Certamente, terá escapado a meu amigo, o botafoguense Sergio Augusto, a bobagem de um treinador do São Cristóvão, Arquimedes, que renegaria o próprio nome, depois de um treino em que acabara de testar um monte de candidatos a uma chance no futebol do clube. Arquimedes apita o fim do treino. De um lado, põe os que ele aprovou; do outro, relega a sobra. O trigo e o joio. No bolo dos dispensados, lá se foi, com as chuteiras em baixo do braço, um moço desconhecido chamado Nilton Santos.
RÁPIDAS E RASTEIRAS
- Se o time do Corinthians fosse nas águas da imprensa brasileira poderia ter tido uma surpresa desagradável, na estréia do mundial de clubes. O Raja, de Marrocos, não é nada do que se dizia por aqui. Não é cego de bola, tem um estado físico invejável e é um exemplo de entrega. Menos mal que a equipe bicampeã brasileira entrou em campo criteriosamente preparada, no plano tático e no plano mental. Mas, teve que suar a própria alma pra não quebrar a cara.
- O tênis, pra mexer em suas regras, é mais lento que o futebol. O ano 2000 começa, felizmente, com a extinção do intervalo seguinte ao primeiro ‘‘game’’. Nada mais bem-vindo. Aquela primeira pausa é um breve contra a fluência e o prazer do jogo.
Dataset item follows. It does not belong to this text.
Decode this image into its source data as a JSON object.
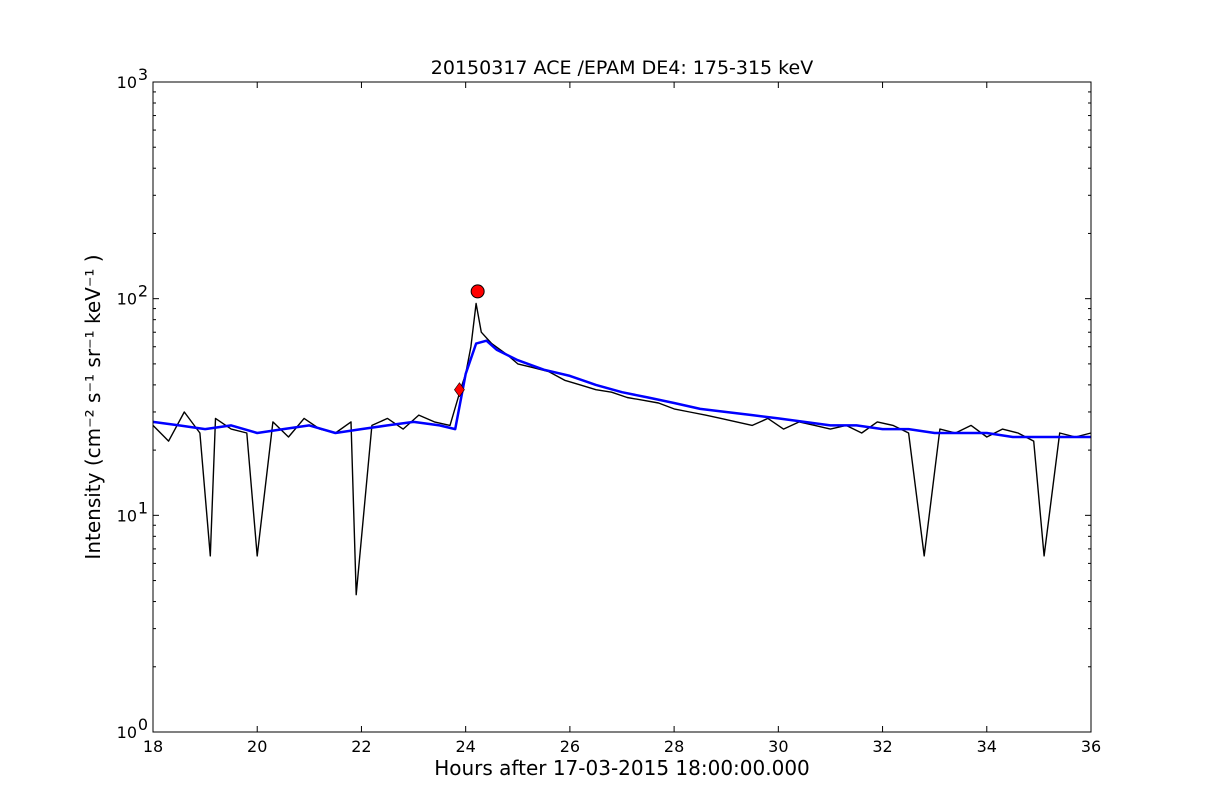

- Só a Internet, mesmo. Tenho um leitor em Moscou. Igor Fessunenko escreve, desejando feliz ano novo. Gratíssimo ao Igor e a todos os amigos que me felicitam por carta, e-mail e fax. Recebam de volta, com o mesmo fervor, o meu abraço fraternal.
- Não sei o que pensam de seus próprios atos os novos dirigentes do Botafogo. Uma coisa é certa: a torcida está desapontada com o elenco nada promissor que o clube anda anunciando. A impressão que dá é que o Botafogo está montando uma equipe pra disputar a segunda divisão.
- Por falar nisso, glórias ao Santa Cruz, de Recife, que volta à primeira divisão, de onde nunca deveria ter caído.
- As festas, o tumulto da virada do século, por tantos desvios, acabei deixando de felicitar o Fluminense pelo título de campeão da terceira divisão. Palmas pra equipe de comando e, em particular, pra Carlos Alberto Parreira.